Arrivé sur le devant de la scène vaticane en 2011 comme numéro 2 de la Secrétairerie d’État, Angelo Becciu, 76 ans, paraissait intouchable. Originaire de Sardaigne, cet ancien diplomate (Soudan, Cuba, Angola…) avait gravi tous les échelons pour devenir l’un des conseillers les plus influents des papes Benoît XVI et François. Créé cardinal en 2018, il dirigeait alors le département des canonisations, avant d’être brutalement rappelé à l’ordre dès l’automne 2020 : le pape François l’informait de « faits graves » à son encontre, ouvrant une enquête interne.

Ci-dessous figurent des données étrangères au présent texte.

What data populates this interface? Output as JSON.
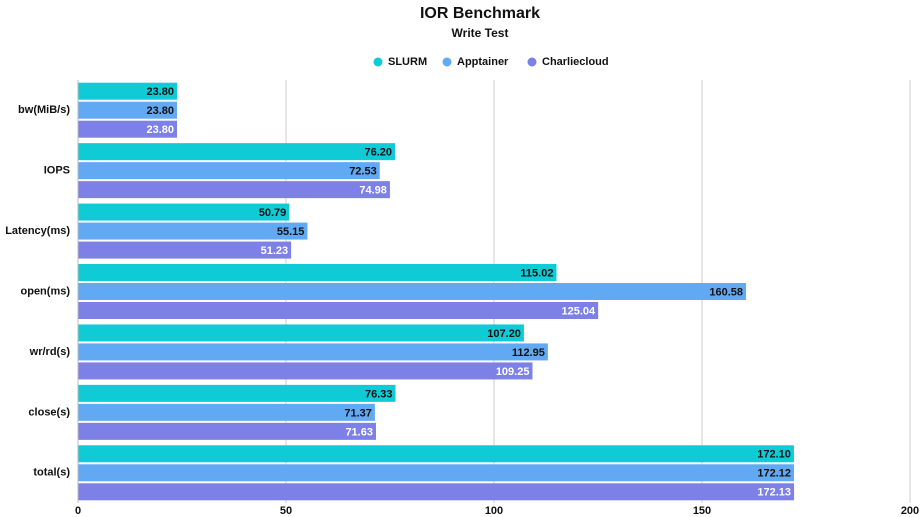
{
  "chart_data": {
    "type": "bar",
    "orientation": "horizontal",
    "title": "IOR Benchmark",
    "subtitle": "Write Test",
    "categories": [
      "bw(MiB/s)",
      "IOPS",
      "Latency(ms)",
      "open(ms)",
      "wr/rd(s)",
      "close(s)",
      "total(s)"
    ],
    "series": [
      {
        "name": "SLURM",
        "color": "#0fcbd6",
        "label_color": "#111111",
        "values": [
          23.8,
          76.2,
          50.79,
          115.02,
          107.2,
          76.33,
          172.1
        ],
        "value_labels": [
          "23.80",
          "76.20",
          "50.79",
          "115.02",
          "107.20",
          "76.33",
          "172.10"
        ]
      },
      {
        "name": "Apptainer",
        "color": "#62a9f4",
        "label_color": "#111111",
        "values": [
          23.8,
          72.53,
          55.15,
          160.58,
          112.95,
          71.37,
          172.12
        ],
        "value_labels": [
          "23.80",
          "72.53",
          "55.15",
          "160.58",
          "112.95",
          "71.37",
          "172.12"
        ]
      },
      {
        "name": "Charliecloud",
        "color": "#7d80e6",
        "label_color": "#ffffff",
        "values": [
          23.8,
          74.98,
          51.23,
          125.04,
          109.25,
          71.63,
          172.13
        ],
        "value_labels": [
          "23.80",
          "74.98",
          "51.23",
          "125.04",
          "109.25",
          "71.63",
          "172.13"
        ]
      }
    ],
    "xlim": [
      0,
      200
    ],
    "xticks": [
      0,
      50,
      100,
      150,
      200
    ],
    "grid": true,
    "legend": "top"
  }
}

Un procès inédit pour un cardinal

En 2023, après deux ans d’auditions et d’expertises, Becciu a été condamné en première instance à cinq ans et demi de prison pour avoir autorisé sans mandat l’achat ruineux d’un immeuble londonien (183 millions € de pertes) et détourné des fonds (575 000 € versés en pure perte pour une supposée libération d’otage, 120 000 € « charitablement » orientés vers la Caritas sarde et retombés chez son frère). Ses juges dénoncent un abus d’autorité jamais vu : c’est le plus haut prélat à comparaître devant la justice pénale de la Cité du Vatican.

Renoncement forcé et appel de la défense

Privé depuis 2020 de ses prérogatives cardinalices, malgré son titre, Becciu a tout de même revendiqué son droit de vote au prochain conclave. Sous pression médiatique et papale, il a finalement renoncé, déclarant obéir à François et jurant une fois de plus son innocence. En appel, il conteste son dossier ; l’issue de ces procédures déterminera si son nom restera associé à une page sombre ou à une possible réhabilitation au sein de l’Église.